One year to improve failing schools
Failing schools will receive only one year to improve standards before they are taken over, the government has announced today.
In on a speech to the Local Government Association, education secretary Ruth Kelly said that failing schools must not hold back the education of students.
“We cannot ask children in our weakest schools to be patient while their school gets a second, third or fourth chance to improve,” Ms Kelly argued.
Currently schools that receive the poorest Ofsted ratings are given two years to improve before they are placed under new management – for example, by being taken under the control of a successful school in their area.
The move is supported by the chief inspector of schools David Bell, who told the Guardian: “Ofsted’s evidence over the years would suggest that if no progress has been made after one year in a failing school, it is unlikely to happen at all.”

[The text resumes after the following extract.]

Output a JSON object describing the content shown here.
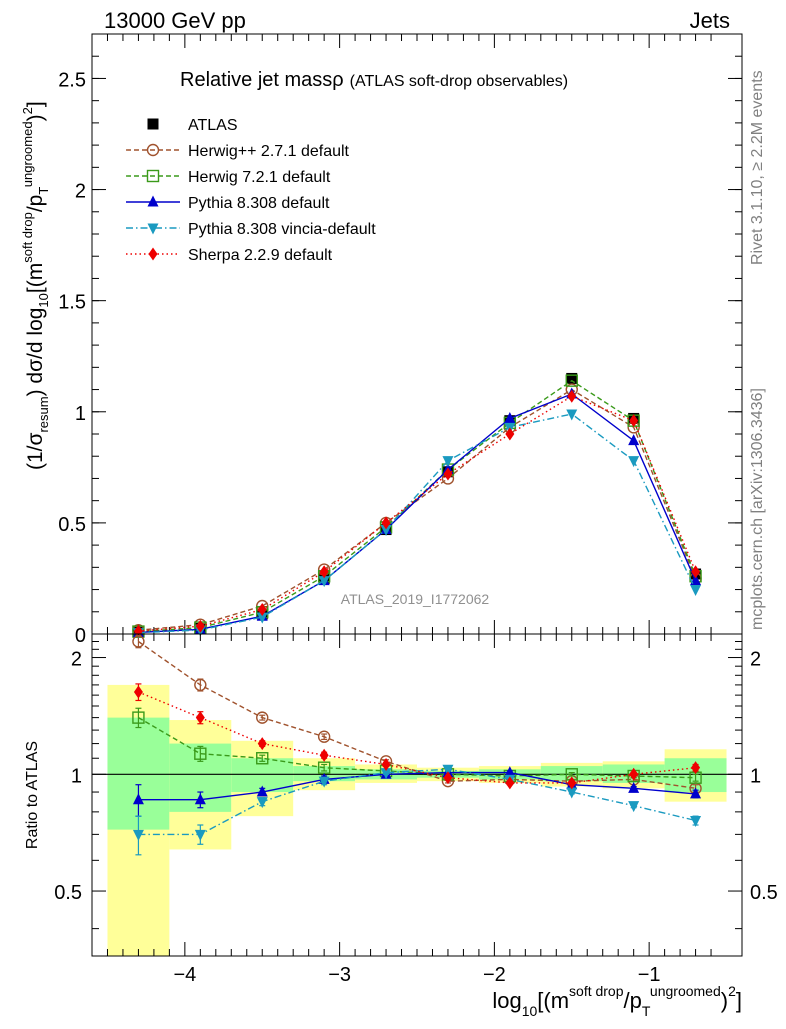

But some teachers groups argue that one year is not enough time to turn around a failing school, while the Conservatives have questioned whether the government will follow through with their ‘tough talk’.
In the speech on the future of education in Britain, Ms Kelly said she wanted to build a “genuinely comprehensive system of education – one that succeeds for every pupil”.
She said failing schools could not be allowed to continue for too long, and indicated that new city academies could play a key role in replacing failing institutions.
She also indicated parents should become more closely involved with schools – and should be seen as “partners” in education, and not just consumers.
In the future, organisations could be involved in providing education – such as educational charities, faith and parents’ groups, she added.
But the NASUWT criticised moves to close down failing schools within one year. General secretary Chris Keates said if schools continued to fail over a long period, it was a “failure of the system, not the schools”.
“No school fails overnight. No school deliberately sets out to fail its pupils. The reasons for decline are highly complex and often outside the school’s control,” he said.
Other unions suggested that the government wanted to close down more schools so that more city academies could be opened up in their place.
General secretary of the Secondary Heads Association (SHA) John Dunford said: “There must be a strong suspicion that this is a ruse to increase the number of schools that can be turned into academies, so that the prime minister’s target of 200 academies can be met.”
Meanwhile, the Conservatives said the government would not deliver on it tough message.
Shadow schools minister Mark Hoban said: “The government have been talking tough on failing schools since 1997. They made these same proposals last year but Ruth Kelly failed to take the opportunity of this year’s Education Act to put them into practice.”